The numbers spoke volumes. So did the scenery.
Flags were rippling when players arrived just after dawn to start warming up, and it never stopped. The 447-yard 10th hole was a driver and a 9-iron for the big hitters, if they caught the mound and got extra roll down the hill. Phil Mickelson didn’t come close to those mounds. And he hit a 4-iron, one of the prettiest shots of the day that covered the back left flag and landed 2 feet away.
All day, it never stopped.
The greens are elevated, so the ball has to be played in the air. And the wind, gusting to 30 mph, came out of the southeast to create a crosswind on virtually every hole. Even holes with the wind at the back made it tough to play because the shots didn’t stay on the green. Matt Kuchar found that out on the par-3 14th. He had about 210 yards to a ridge in the middle of the green, and it landed on that ridge and rolled another 25 paces off the back of the green.

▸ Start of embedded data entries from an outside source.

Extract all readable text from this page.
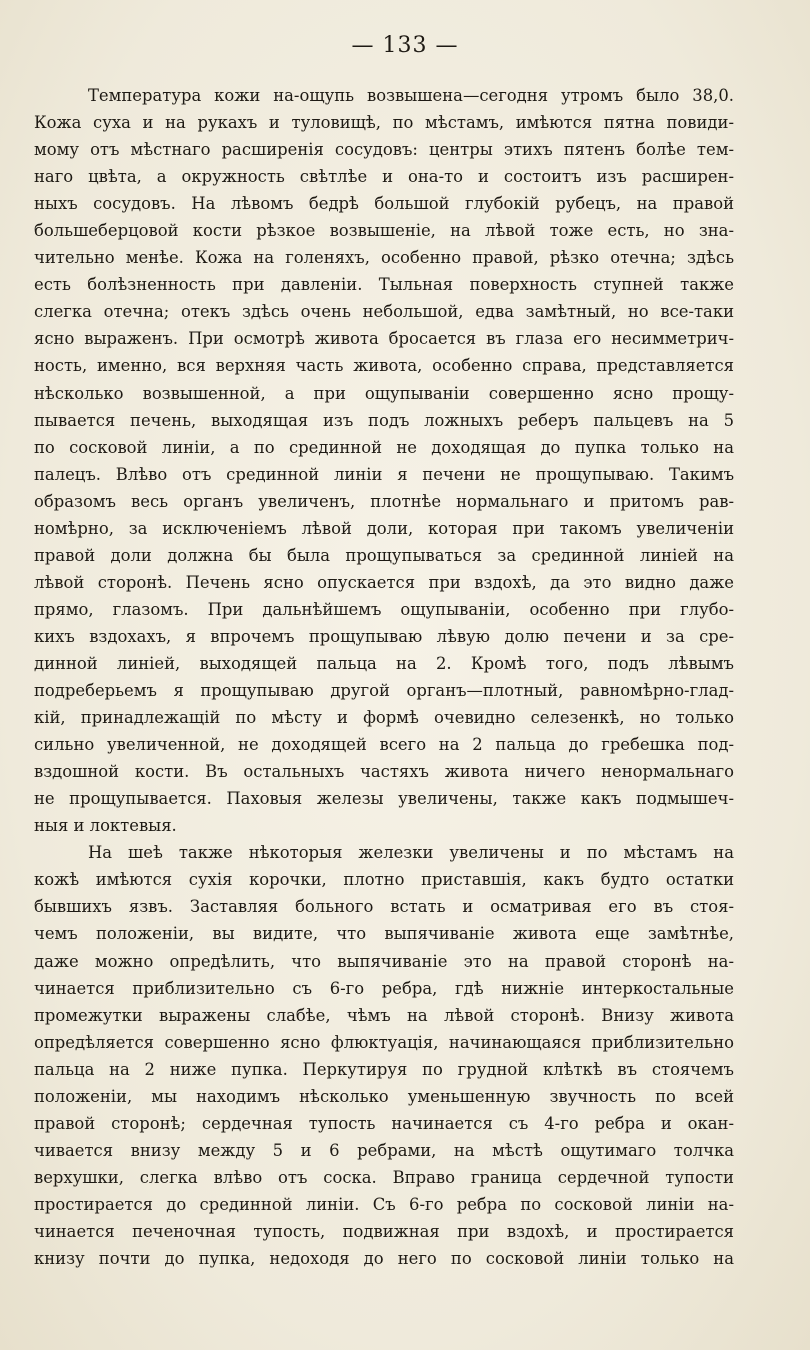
— 133 —
Температура кожи на-ощупь возвышена—сегодня утромъ было 38,0.
Кожа суха и на рукахъ и туловищѣ, по мѣстамъ, имѣются пятна повиди-
мому отъ мѣстнаго расширенія сосудовъ: центры этихъ пятенъ болѣе тем-
наго цвѣта, а окружность свѣтлѣе и она-то и состоитъ изъ расширен-
ныхъ сосудовъ. На лѣвомъ бедрѣ большой глубокій рубецъ, на правой
большеберцовой кости рѣзкое возвышеніе, на лѣвой тоже есть, но зна-
чительно менѣе. Кожа на голеняхъ, особенно правой, рѣзко отечна; здѣсь
есть болѣзненность при давленіи. Тыльная поверхность ступней также
слегка отечна; отекъ здѣсь очень небольшой, едва замѣтный, но все-таки
ясно выраженъ. При осмотрѣ живота бросается въ глаза его несимметрич-
ность, именно, вся верхняя часть живота, особенно справа, представляется
нѣсколько возвышенной, а при ощупываніи совершенно ясно прощу-
пывается печень, выходящая изъ подъ ложныхъ реберъ пальцевъ на 5
по сосковой линіи, а по срединной не доходящая до пупка только на
палецъ. Влѣво отъ срединной линіи я печени не прощупываю. Такимъ
образомъ весь органъ увеличенъ, плотнѣе нормальнаго и притомъ рав-
номѣрно, за исключеніемъ лѣвой доли, которая при такомъ увеличеніи
правой доли должна бы была прощупываться за срединной линіей на
лѣвой сторонѣ. Печень ясно опускается при вздохѣ, да это видно даже
прямо, глазомъ. При дальнѣйшемъ ощупываніи, особенно при глубо-
кихъ вздохахъ, я впрочемъ прощупываю лѣвую долю печени и за сре-
динной линіей, выходящей пальца на 2. Кромѣ того, подъ лѣвымъ
подреберьемъ я прощупываю другой органъ—плотный, равномѣрно-глад-
кій, принадлежащій по мѣсту и формѣ очевидно селезенкѣ, но только
сильно увеличенной, не доходящей всего на 2 пальца до гребешка под-
вздошной кости. Въ остальныхъ частяхъ живота ничего ненормальнаго
не прощупывается. Паховыя железы увеличены, также какъ подмышеч-
ныя и локтевыя.
На шеѣ также нѣкоторыя железки увеличены и по мѣстамъ на
кожѣ имѣются сухія корочки, плотно приставшія, какъ будто остатки
бывшихъ язвъ. Заставляя больного встать и осматривая его въ стоя-
чемъ положеніи, вы видите, что выпячиваніе живота еще замѣтнѣе,
даже можно опредѣлить, что выпячиваніе это на правой сторонѣ на-
чинается приблизительно съ 6-го ребра, гдѣ нижніе интеркостальные
промежутки выражены слабѣе, чѣмъ на лѣвой сторонѣ. Внизу живота
опредѣляется совершенно ясно флюктуація, начинающаяся приблизительно
пальца на 2 ниже пупка. Перкутируя по грудной клѣткѣ въ стоячемъ
положеніи, мы находимъ нѣсколько уменьшенную звучность по всей
правой сторонѣ; сердечная тупость начинается съ 4-го ребра и окан-
чивается внизу между 5 и 6 ребрами, на мѣстѣ ощутимаго толчка
верхушки, слегка влѣво отъ соска. Вправо граница сердечной тупости
простирается до срединной линіи. Съ 6-го ребра по сосковой линіи на-
чинается печеночная тупость, подвижная при вздохѣ, и простирается
книзу почти до пупка, недоходя до него по сосковой линіи только на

Kuchar, who won The Players Championship in May, shot an 82.
Rickie Fowler and Hunter Mahan were hopeful of making the Ryder Cup team this week _ the PGA Championship is the final qualifying event and offers double points. Both shot an 80 and will have to rely on being a captain’s pick in three weeks.
Jeff Overton was on the Ryder Cup team with them in Wales in 2010. He shot 81. Nick Watney had an 82.
It was a long list. It was a long day.
“Well, it wasn’t stress-free, I can tell you that,” said Padraig Harrington, an Irishman who knows a little about the wind. He didn’t think it was all that bad, although there was that moment on the 188-yard fifth hole when a squall came in and wreaked havoc on his group.
Davis Love III hit 3-iron that came up some 30 yards short of the green. Mickelson hammered a 4-iron. He said if he had the same shot 10 minutes earlier, it would have been a 6-iron. Harrington wasn’t sure what to do. His caddie suggested a 5-wood.
“My pride wouldn’t let me,” Harrington said.
Singh wasn’t thinking about a score. He was thinking survival.
“If you had a golf course like this and you asked me to go and play golf in windy conditions, I’d say, `No, I’m not going to play.’ I guess nobody is going to go out and play in conditions like this,” he said. “But it’s a major, and we have to go out there and just struggle and manage yourself the best you can.”
He managed just fine. Others? Not so much.
There were 45 rounds under par after the opening round, when half the field played in relatively calm conditions. At the end of the second round, there were only 10.
“It was a tough set-up on a calm day, and with a 30 mile-an-hour wind across this course, you’ve got a serious test of golf on your hands,” said Graeme McDowell, who had a 76. “A 75 of below is a decent score out there. I really believe that. Vijay’s 69, that’s a serious score. That’s a serious score.”